O ministro das Relações Exteriores de Omã, Sayyid Al Busaidi, caracterizou as discussões como "conversas muito sérias" e indicou novas reuniões no futuro. "Pretendemos nos reunir novamente no devido momento, com os resultados sendo cuidadosamente avaliados em Teerã e em Washington", afirmou. Segundo o site norte-americano "Axios", mais reuniões entre EUA e Irã devem ocorrer nos próximos dias.

Horas antes da reunião, Araghchi enfatizou que o Irã está pronto para defender seus direitos e que "entraria na diplomacia com olhos abertos e uma memória firme do ano passado". "Os compromissos precisam ser honrados. Igualdade de posição, respeito mútuo e interesse mútuo não são retórica — eles são uma necessidade e os pilares de um acordo duradouro", declarou.

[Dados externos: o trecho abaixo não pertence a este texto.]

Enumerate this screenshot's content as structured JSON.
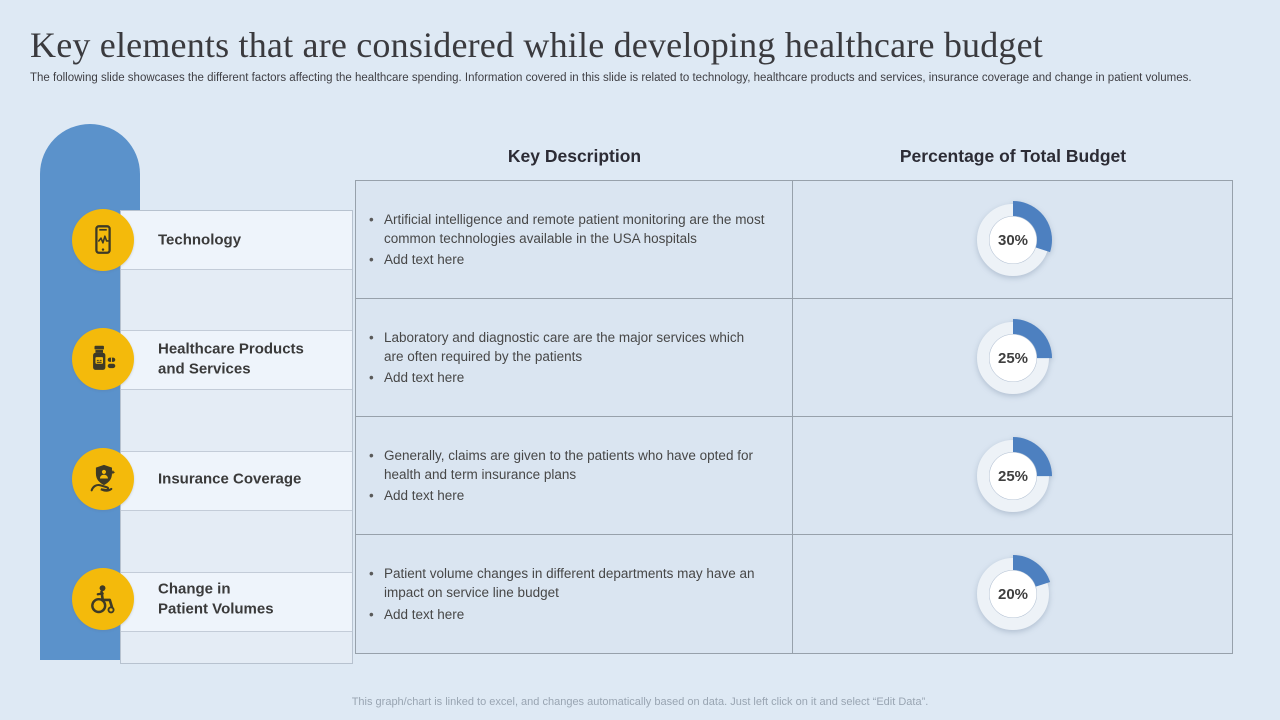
{
  "slide": {
    "title": "Key elements that are considered while developing healthcare budget",
    "subtitle": "The following slide showcases the different factors affecting the healthcare spending. Information covered in this slide is related to technology, healthcare products and services, insurance coverage and change in patient volumes.",
    "footer_note": "This graph/chart is linked to excel, and changes automatically based on data. Just left click on it and select “Edit Data”."
  },
  "table": {
    "header_description": "Key Description",
    "header_percentage": "Percentage of Total Budget"
  },
  "rows": [
    {
      "label": "Technology",
      "icon": "smartphone-monitoring-icon",
      "bullets": [
        "Artificial intelligence and remote patient monitoring are the most common technologies available in the USA hospitals",
        "Add text here"
      ],
      "percent": 30,
      "percent_label": "30%"
    },
    {
      "label": "Healthcare Products\nand Services",
      "icon": "medicine-bottle-icon",
      "bullets": [
        "Laboratory and diagnostic care are the major services which are often required by the patients",
        "Add text here"
      ],
      "percent": 25,
      "percent_label": "25%"
    },
    {
      "label": "Insurance Coverage",
      "icon": "shield-hand-icon",
      "bullets": [
        "Generally, claims are given to the patients who have opted for health and term insurance plans",
        "Add text here"
      ],
      "percent": 25,
      "percent_label": "25%"
    },
    {
      "label": "Change in\nPatient Volumes",
      "icon": "wheelchair-icon",
      "bullets": [
        "Patient volume changes in different departments may have an impact on service line budget",
        "Add text here"
      ],
      "percent": 20,
      "percent_label": "20%"
    }
  ],
  "colors": {
    "sidebar_blue": "#5b92cb",
    "donut_blue": "#4d80c0",
    "donut_track": "#edf2f7",
    "icon_yellow": "#f4ba0b",
    "icon_glyph": "#3e3a26"
  }
}
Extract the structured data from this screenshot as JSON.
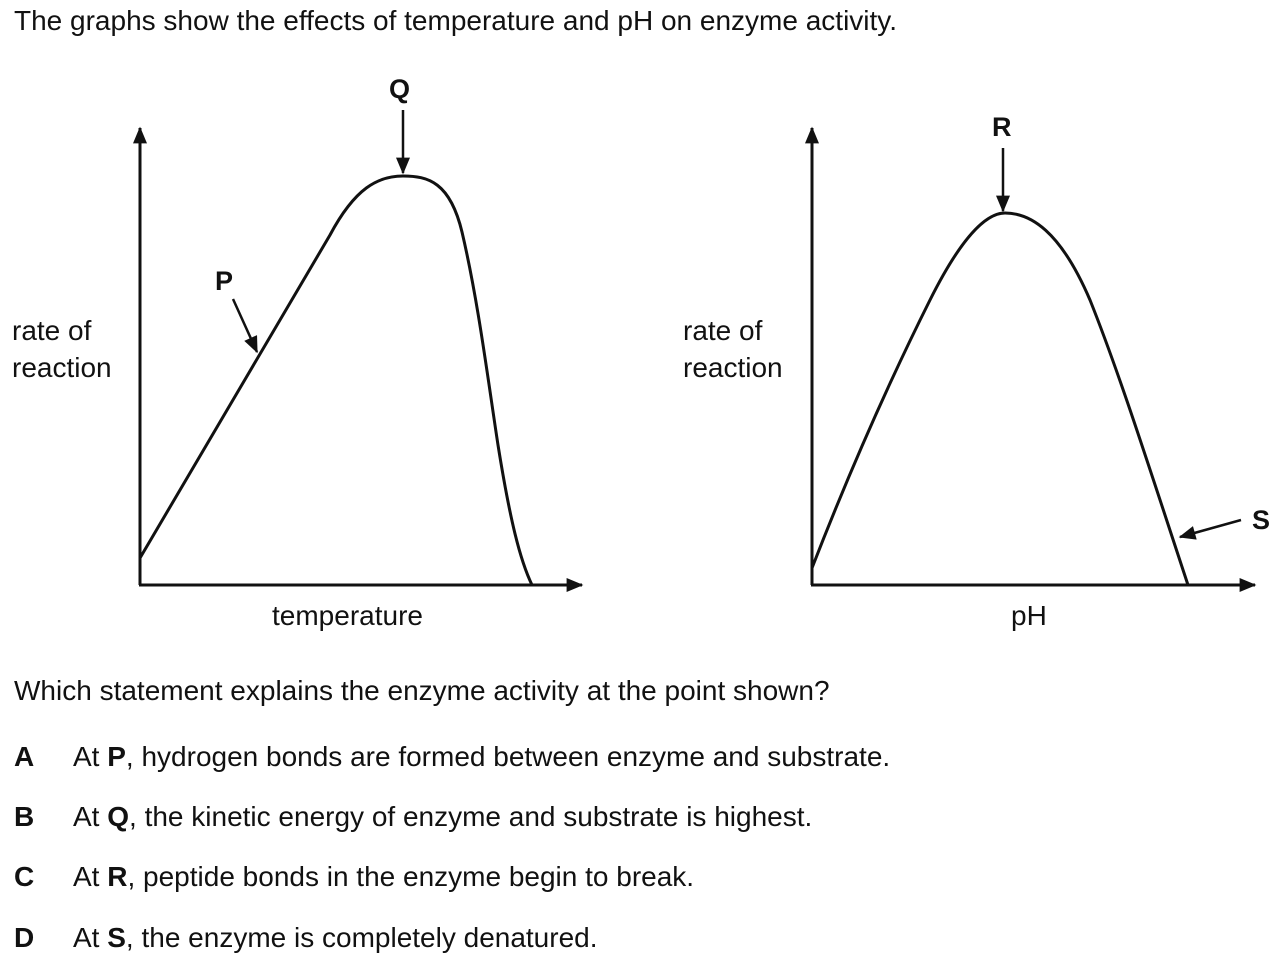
{
  "intro": "The graphs show the effects of temperature and pH on enzyme activity.",
  "graph_temperature": {
    "y_label_line1": "rate of",
    "y_label_line2": "reaction",
    "x_label": "temperature",
    "point_p": "P",
    "point_q": "Q"
  },
  "graph_ph": {
    "y_label_line1": "rate of",
    "y_label_line2": "reaction",
    "x_label": "pH",
    "point_r": "R",
    "point_s": "S"
  },
  "question": "Which statement explains the enzyme activity at the point shown?",
  "options": [
    {
      "letter": "A",
      "prefix": "At ",
      "point": "P",
      "rest": ", hydrogen bonds are formed between enzyme and substrate."
    },
    {
      "letter": "B",
      "prefix": "At ",
      "point": "Q",
      "rest": ", the kinetic energy of enzyme and substrate is highest."
    },
    {
      "letter": "C",
      "prefix": "At ",
      "point": "R",
      "rest": ", peptide bonds in the enzyme begin to break."
    },
    {
      "letter": "D",
      "prefix": "At ",
      "point": "S",
      "rest": ", the enzyme is completely denatured."
    }
  ]
}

Divergências e preocupações globais

O encontro ocorreu em um contexto de aumento das tensões no Oriente Médio, com os EUA enviando reforços militares para a região. Donald Trump expressou preferência pela via diplomática, mas alertou que pode optar por ação militar caso não haja acordo. As autoridades americanas e iranianas divergem sobre a pauta das negociações:

  • Os EUA buscam limitar o alcance dos mísseis balísticos iranianos, acabar com o apoio de Teerã a grupos armados na região e interferir em questões internas do país, além de almejar "capacidade nuclear zero" do Irã.
  • O Irã defende que as conversas se concentrem exclusivamente em seu programa nuclear, afirmando que tem fins pacíficos, enquanto Estados Unidos e Israel acusam o país de buscar armas nucleares.

As ameaças militares incluem o envio de soldados, porta-aviões, navios de guerra e aviões de combate pelos EUA para pressionar o Irã, com Trump advertindo que "coisas ruins" podem acontecer sem acordo. Em resposta, o Irã posicionou um de seus mísseis balísticos mais avançados, o Khorramshahr 4, em uma base subterrânea, com alcance de até 2.000 km.

A preocupação internacional é palpável, com países como Turquia, nações árabes do Golfo, Alemanha e China expressando temores sobre uma possível escalada de conflito. O chanceler alemão, Friedrich Merz, destacou "grande preocupação" e pediu que o Irã ajude a trazer estabilidade à região, enquanto a China apoiou o direito iraniano ao uso pacífico da energia nuclear e criticou ameaças de força.